The 23-ton (21 metric tons) core stage likely will fall into an uninhabited area, given that 70% of Earth’s surface is covered by ocean. That said, entities around the world are keeping an eye out just in case — and providing regular updates online.
We’ll keep you posted here at Space.com, but here are some of the sources you can look at yourself in the coming days.
U.S. Space Command is updating space-track.org at least once a day with the latest information about where the rocket is likely to fall, based on parameters such as how high Earth’s atmosphere is billowing and how drag is expected to affect the massive Chinese vehicle.
The Aerospace Corporation, which supports national security space programs, posts regularly on its Twitter feed and occasionally on Medium about the core stage status.
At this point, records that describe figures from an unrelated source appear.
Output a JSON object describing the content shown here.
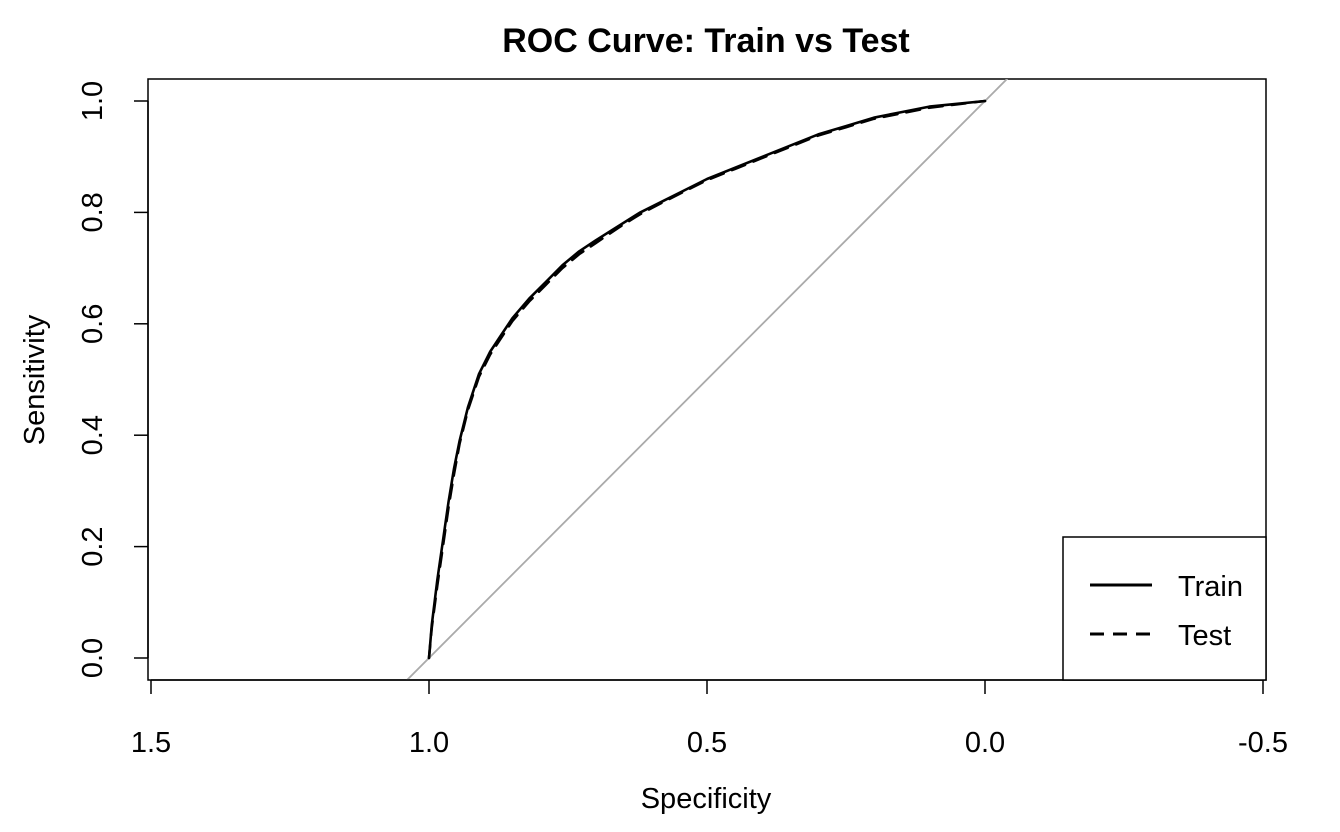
{
  "chart_data": {
    "type": "line",
    "title": "ROC Curve: Train vs Test",
    "xlabel": "Specificity",
    "ylabel": "Sensitivity",
    "xlim": [
      1.5,
      -0.5
    ],
    "ylim": [
      0.0,
      1.0
    ],
    "x_reversed": true,
    "x_ticks": [
      "1.5",
      "1.0",
      "0.5",
      "0.0",
      "-0.5"
    ],
    "y_ticks": [
      "0.0",
      "0.2",
      "0.4",
      "0.6",
      "0.8",
      "1.0"
    ],
    "grid": false,
    "legend_position": "bottom-right",
    "reference_line": {
      "from": [
        1.0,
        0.0
      ],
      "to": [
        0.0,
        1.0
      ],
      "color": "#aaaaaa"
    },
    "series": [
      {
        "name": "Train",
        "style": "solid",
        "color": "#000000",
        "x": [
          1.0,
          0.995,
          0.985,
          0.975,
          0.965,
          0.955,
          0.945,
          0.93,
          0.91,
          0.89,
          0.87,
          0.85,
          0.82,
          0.79,
          0.76,
          0.73,
          0.7,
          0.66,
          0.62,
          0.58,
          0.54,
          0.5,
          0.45,
          0.4,
          0.35,
          0.3,
          0.25,
          0.2,
          0.15,
          0.1,
          0.05,
          0.0
        ],
        "y": [
          0.0,
          0.06,
          0.14,
          0.21,
          0.28,
          0.34,
          0.39,
          0.45,
          0.51,
          0.55,
          0.58,
          0.61,
          0.645,
          0.675,
          0.705,
          0.73,
          0.75,
          0.775,
          0.8,
          0.82,
          0.84,
          0.86,
          0.88,
          0.9,
          0.92,
          0.94,
          0.955,
          0.97,
          0.98,
          0.99,
          0.995,
          1.0
        ]
      },
      {
        "name": "Test",
        "style": "dashed",
        "color": "#000000",
        "x": [
          1.0,
          0.995,
          0.985,
          0.975,
          0.965,
          0.955,
          0.945,
          0.93,
          0.91,
          0.89,
          0.87,
          0.85,
          0.82,
          0.79,
          0.76,
          0.73,
          0.7,
          0.66,
          0.62,
          0.58,
          0.54,
          0.5,
          0.45,
          0.4,
          0.35,
          0.3,
          0.25,
          0.2,
          0.15,
          0.1,
          0.05,
          0.0
        ],
        "y": [
          0.0,
          0.055,
          0.13,
          0.2,
          0.27,
          0.33,
          0.385,
          0.445,
          0.505,
          0.545,
          0.575,
          0.605,
          0.64,
          0.67,
          0.7,
          0.725,
          0.745,
          0.772,
          0.797,
          0.818,
          0.838,
          0.858,
          0.878,
          0.898,
          0.918,
          0.938,
          0.953,
          0.968,
          0.978,
          0.988,
          0.994,
          1.0
        ]
      }
    ]
  }
}
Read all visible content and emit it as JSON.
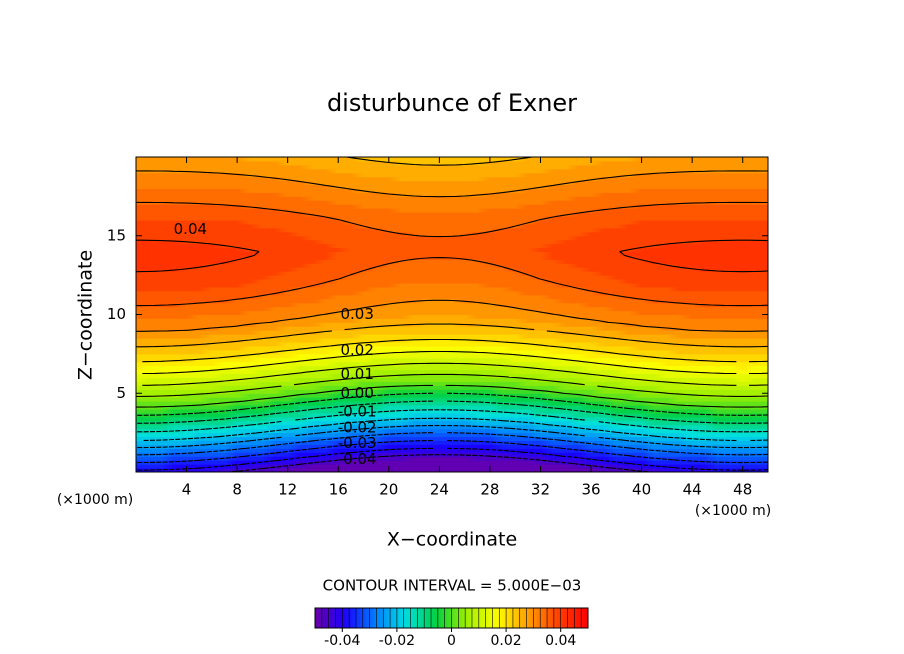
{
  "chart_data": {
    "type": "contour",
    "title": "disturbunce of Exner",
    "xlabel": "X−coordinate",
    "ylabel": "Z−coordinate",
    "x_unit_label": "(×1000 m)",
    "y_unit_label": "(×1000 m)",
    "xlim": [
      0,
      50
    ],
    "ylim": [
      0,
      20
    ],
    "xticks": [
      4,
      8,
      12,
      16,
      20,
      24,
      28,
      32,
      36,
      40,
      44,
      48
    ],
    "yticks": [
      5,
      10,
      15
    ],
    "contour_labels": [
      {
        "value": 0.04,
        "x": 4.3,
        "z": 15.4
      },
      {
        "value": 0.03,
        "x": 17.5,
        "z": 10.0
      },
      {
        "value": 0.02,
        "x": 17.5,
        "z": 7.7
      },
      {
        "value": 0.01,
        "x": 17.5,
        "z": 6.2
      },
      {
        "value": 0,
        "label": "0.00",
        "x": 17.5,
        "z": 5.0
      },
      {
        "value": -0.01,
        "x": 17.5,
        "z": 3.8
      },
      {
        "value": -0.02,
        "x": 17.5,
        "z": 2.8
      },
      {
        "value": -0.03,
        "x": 17.5,
        "z": 1.8
      },
      {
        "value": -0.04,
        "x": 17.5,
        "z": 0.8
      }
    ],
    "contour_interval_text": "CONTOUR INTERVAL = 5.000E−03",
    "zlim": [
      -0.05,
      0.05
    ],
    "colorbar_ticks": [
      -0.04,
      -0.02,
      0,
      0.02,
      0.04
    ],
    "colors": [
      "#6a00a8",
      "#1a00ff",
      "#0080ff",
      "#00e0e0",
      "#00d040",
      "#a0f000",
      "#ffff00",
      "#ffa000",
      "#ff4000",
      "#ff0000"
    ]
  }
}
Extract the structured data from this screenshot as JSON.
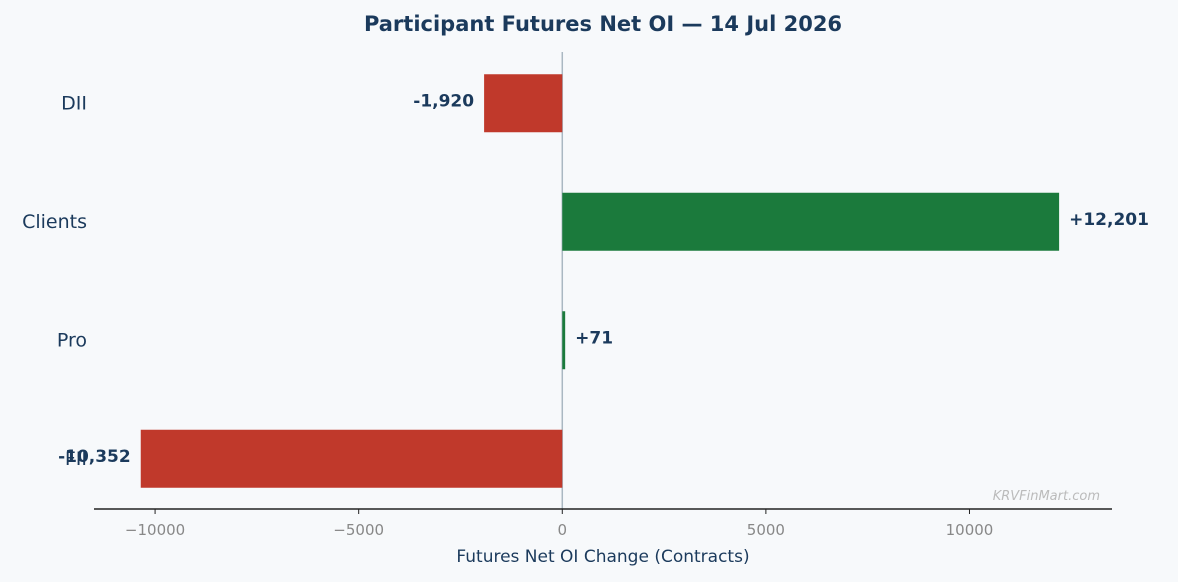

More details about re-entry predictions are also available on its website.
Another Twitter feed to keep an eye on is that of Jonathan McDowell, a well-known tracker of uncontrolled falls in the U.S. space community. He’s been posting several times a day about the progress of the Long March 5B.
Amateur skywatchers are also keeping an eye out for the rocket, with the Virtual Telescope’s Gianluca Masi planning to broadcast live footage from Rome if the core stage is visible from there. Weather permitting, that webcast is expected to begin tonight, May 7, at 10:40 p.m. EDT (0240 GMT). You can watch it directly from the Virtual Telescope here and on YouTube.
China has been occasionally commenting on the situation in state media and in news reports, so keep an eye out in English-language coverage for any comments state officials may have.
Alternatively, you might want to look for the new Chinese space station that this Long March 5B helped to build. On April 28, the rocket launched the core stage of the T-shaped Tianhe space station, which will eventually include several modules.
The website (or apps) by Heavens-Above has a list of passes of the Tianhe module tailored for your preferred observation location. In general, it appears the vehicle is bright enough to spot with the naked eye, but you might have better luck with binoculars or a telescope, especially in light-polluted areas.
More technical information on the space station’s orbit is available at NY2O.com, including its perigee, apogee, inclination and period.